Title:Birkhoff-von Neumann Graphs that are PM-compact

Abstract:A well-studied geometric object in combinatorial optimization is the perfect matching polytope of a graph $G$. In any investigation concerning the perfect matching polytope, one may assume that $G$ is matching covered --- that is, it is a connected graph (of order at least two) and each edge lies in some perfect matching.
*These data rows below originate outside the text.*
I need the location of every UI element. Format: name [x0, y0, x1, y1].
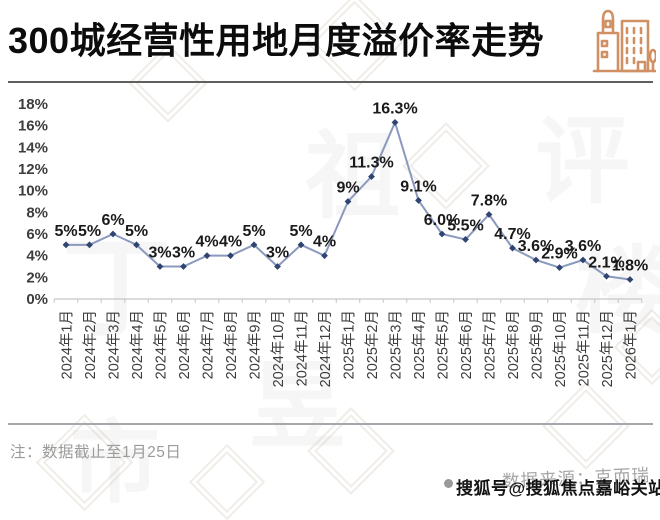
- y-axis-label: 18%: [18, 96, 48, 113]
- data-label: 3.6%: [518, 238, 554, 255]
- data-point: [203, 252, 211, 260]
- sohu-watermark: 搜狐号@搜狐焦点嘉峪关站: [444, 474, 660, 499]
- data-cutoff-note: 注：数据截止至1月25日: [10, 444, 182, 461]
- y-axis-label: 2%: [26, 269, 48, 286]
- premium-rate-chart: 0%2%4%6%8%10%12%14%16%18%5% 5%6%5%3% 3%4% 4…: [18, 96, 648, 387]
- data-label: 5%: [242, 223, 265, 240]
- data-label: 5%: [289, 223, 312, 240]
- x-axis-label: 2025年8月: [505, 310, 522, 379]
- x-axis-label: 2025年4月: [411, 310, 428, 379]
- x-axis-label: 2024年12月: [317, 310, 334, 387]
- data-label: 6.0%: [424, 212, 460, 229]
- x-axis-label: 2024年8月: [223, 310, 240, 379]
- data-label: 2.1%: [588, 254, 624, 271]
- data-point: [86, 241, 93, 249]
- data-label: 5%: [125, 223, 148, 240]
- data-label: 2.9%: [541, 246, 577, 263]
- data-label: 5%: [54, 223, 77, 240]
- data-label: 1.8%: [612, 258, 648, 275]
- x-axis-label: 2025年11月: [576, 310, 593, 386]
- data-point: [626, 276, 634, 283]
- data-point: [133, 241, 140, 249]
- data-label: 5.5%: [447, 217, 483, 234]
- buildings-icon: [592, 9, 656, 73]
- data-label: 9.1%: [400, 178, 436, 195]
- data-point: [462, 236, 469, 243]
- data-point: [297, 241, 305, 249]
- x-axis-label: 2024年10月: [270, 310, 287, 387]
- data-label: 7.8%: [471, 193, 507, 210]
- x-axis-label: 2024年6月: [176, 310, 193, 379]
- data-label: 9%: [336, 180, 359, 197]
- chart-footer-divider: [8, 423, 653, 425]
- y-axis-label: 12%: [18, 161, 48, 178]
- data-label: 11.3%: [349, 155, 393, 172]
- x-axis-label: 2025年6月: [458, 310, 475, 379]
- data-point: [321, 252, 328, 260]
- x-axis-label: 2024年5月: [153, 310, 170, 379]
- data-label: 4%: [219, 234, 242, 251]
- x-axis-label: 2024年7月: [200, 310, 217, 379]
- data-label: 6%: [101, 212, 124, 229]
- x-axis-label: 2025年5月: [435, 310, 452, 379]
- x-axis-label: 2024年1月: [59, 310, 76, 379]
- data-point: [509, 244, 516, 252]
- data-point: [344, 198, 352, 205]
- x-axis-label: 2025年7月: [482, 310, 499, 379]
- data-label: 4%: [313, 234, 336, 251]
- x-axis-label: 2026年1月: [623, 310, 640, 379]
- x-axis-label: 2025年12月: [599, 310, 616, 387]
- data-point: [250, 241, 258, 249]
- y-axis-label: 8%: [26, 204, 48, 221]
- x-axis-label: 2024年4月: [129, 310, 146, 379]
- data-point: [156, 263, 164, 270]
- x-axis-label: 2024年3月: [106, 310, 123, 379]
- data-point: [109, 230, 117, 238]
- data-label: 3.6%: [565, 238, 601, 255]
- data-point: [274, 263, 281, 270]
- data-label: 3%: [148, 245, 171, 262]
- data-point: [227, 252, 234, 260]
- x-axis-label: 2025年9月: [529, 310, 546, 379]
- data-label: 5%: [78, 223, 101, 240]
- y-axis-label: 14%: [18, 139, 48, 156]
- x-axis-label: 2025年10月: [552, 310, 569, 387]
- data-point: [556, 264, 563, 271]
- data-point: [438, 230, 446, 238]
- sohu-logo-dot: [444, 479, 453, 488]
- title-divider: [8, 81, 653, 83]
- sohu-watermark-text: 搜狐号@搜狐焦点嘉峪关站: [456, 479, 660, 498]
- data-point: [532, 256, 540, 264]
- y-axis-label: 10%: [18, 183, 48, 200]
- data-point: [368, 173, 375, 180]
- page-title: 300城经营性用地月度溢价率走势: [8, 20, 545, 61]
- data-label: 4%: [195, 234, 218, 251]
- x-axis-label: 2025年3月: [388, 310, 405, 379]
- data-point: [485, 211, 493, 218]
- y-axis-label: 4%: [26, 248, 48, 265]
- data-point: [391, 119, 399, 126]
- data-point: [62, 241, 70, 249]
- data-point: [603, 272, 610, 280]
- data-label: 3%: [172, 245, 195, 262]
- x-axis-label: 2024年11月: [294, 310, 311, 386]
- x-axis-label: 2025年2月: [364, 310, 381, 379]
- y-axis-label: 0%: [26, 291, 48, 308]
- y-axis-label: 6%: [26, 226, 48, 243]
- x-axis-label: 2024年2月: [82, 310, 99, 379]
- data-label: 4.7%: [494, 226, 530, 243]
- data-label: 16.3%: [372, 100, 417, 117]
- data-point: [579, 256, 587, 264]
- data-point: [180, 263, 187, 270]
- data-point: [415, 197, 422, 204]
- data-label: 3%: [266, 245, 289, 262]
- x-axis-label: 2025年1月: [341, 310, 358, 379]
- x-axis-label: 2024年9月: [247, 310, 264, 379]
- y-axis-label: 16%: [18, 118, 48, 135]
A graph $G$ is Birkhoff-von Neumann (BvN) if its perfect matching polytope is characterized solely by non-negativity and degree constraints. A result of Balas (1981) implies that $G$ is BvN if and only if $G$ does not contain a pair of vertex-disjoint odd cycles $(C_1,C_2)$ such that $G-V(C_1)-V(C_2)$ has a perfect matching. It follows immediately that the corresponding decision problem is in co-NP. However, it is not known to be in NP. The problem is in P if the input graph is planar --- due to a result of Carvalho, Lucchesi and Murty (2004). These authors, along with Kothari (2018), have shown that this problem is equivalent to the seemingly unrelated problem of deciding whether a given graph is $\overline{C_6}$-free.
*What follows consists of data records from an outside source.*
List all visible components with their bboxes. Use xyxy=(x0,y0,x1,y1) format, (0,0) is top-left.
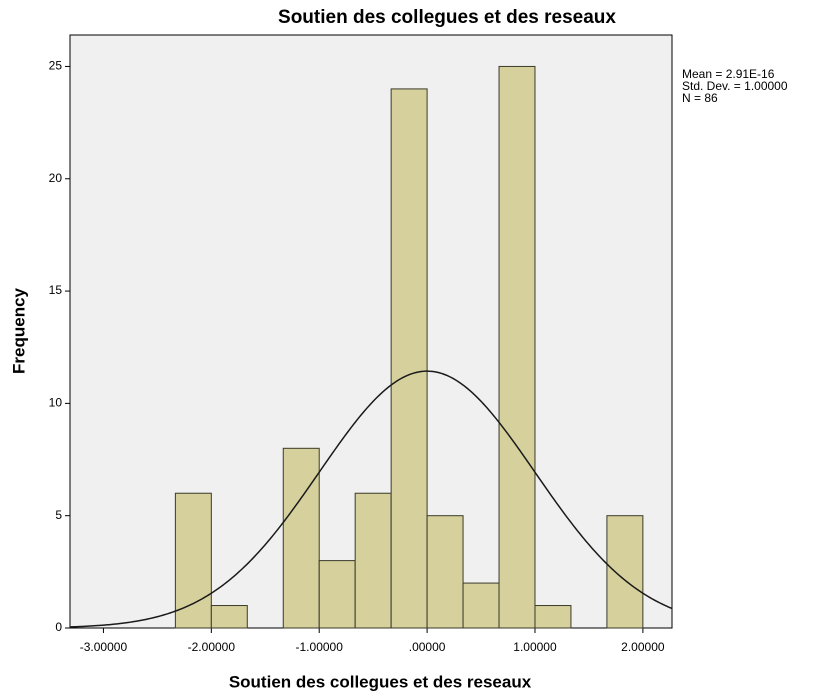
y-tick-label: 15 xyxy=(49,283,63,297)
x-tick-label: .00000 xyxy=(409,640,446,654)
x-axis-label: Soutien des collegues et des reseaux xyxy=(229,672,532,691)
y-axis-label: Frequency xyxy=(9,287,28,374)
bar xyxy=(174,492,212,629)
stat-label: N = 86 xyxy=(682,91,718,105)
stat-label: Mean = 2.91E-16 xyxy=(682,67,775,81)
bar xyxy=(426,515,464,629)
bar xyxy=(462,582,500,629)
bar xyxy=(210,605,248,629)
bar xyxy=(390,88,428,629)
y-tick-label: 10 xyxy=(49,396,63,410)
bar xyxy=(498,65,536,629)
bar xyxy=(534,605,572,629)
y-tick-label: 5 xyxy=(55,508,62,522)
bar xyxy=(318,560,356,629)
bar xyxy=(282,447,320,629)
x-tick-label: 1.00000 xyxy=(513,640,557,654)
y-tick-label: 0 xyxy=(55,620,62,634)
y-tick-label: 25 xyxy=(49,59,63,73)
chart-title: Soutien des collegues et des reseaux xyxy=(278,7,616,28)
stat-label: Std. Dev. = 1.00000 xyxy=(682,79,788,93)
x-tick-label: -3.00000 xyxy=(80,640,128,654)
x-tick-label: -1.00000 xyxy=(296,640,344,654)
x-tick-label: -2.00000 xyxy=(188,640,236,654)
y-tick-label: 20 xyxy=(49,171,63,185)
normal-curve xyxy=(69,370,673,628)
x-tick-label: 2.00000 xyxy=(621,640,665,654)
bar xyxy=(354,492,392,629)
bar xyxy=(606,515,644,629)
The combinatorial diameter of a polytope is the diameter of its $1$-skeleton graph. A graph $G$ is PM-compact (PMc) if the combinatorial diameter of its perfect matching polytope equals one. A result of Chvátal (1975) implies that $G$ is PMc if and only if $G$ does not contain a pair of vertex-disjoint even cycles $(C_1,C_2)$ such that $G-V(C_1)-V(C_2)$ has a perfect matching. Once again the corresponding decision problem is in co-NP, but it is not known to be in NP. The problem is in P if the input graph is bipartite or is near-bipartite --- due to a result of Wang, Lin, Carvalho, Lucchesi, Sanjith and Little (2013).
In this paper, we consider the "intersection" of the aforementioned problems. We give a complete characterization of matching covered graphs that are BvN as well as PMc. (Thus the corresponding decision problem is in P.)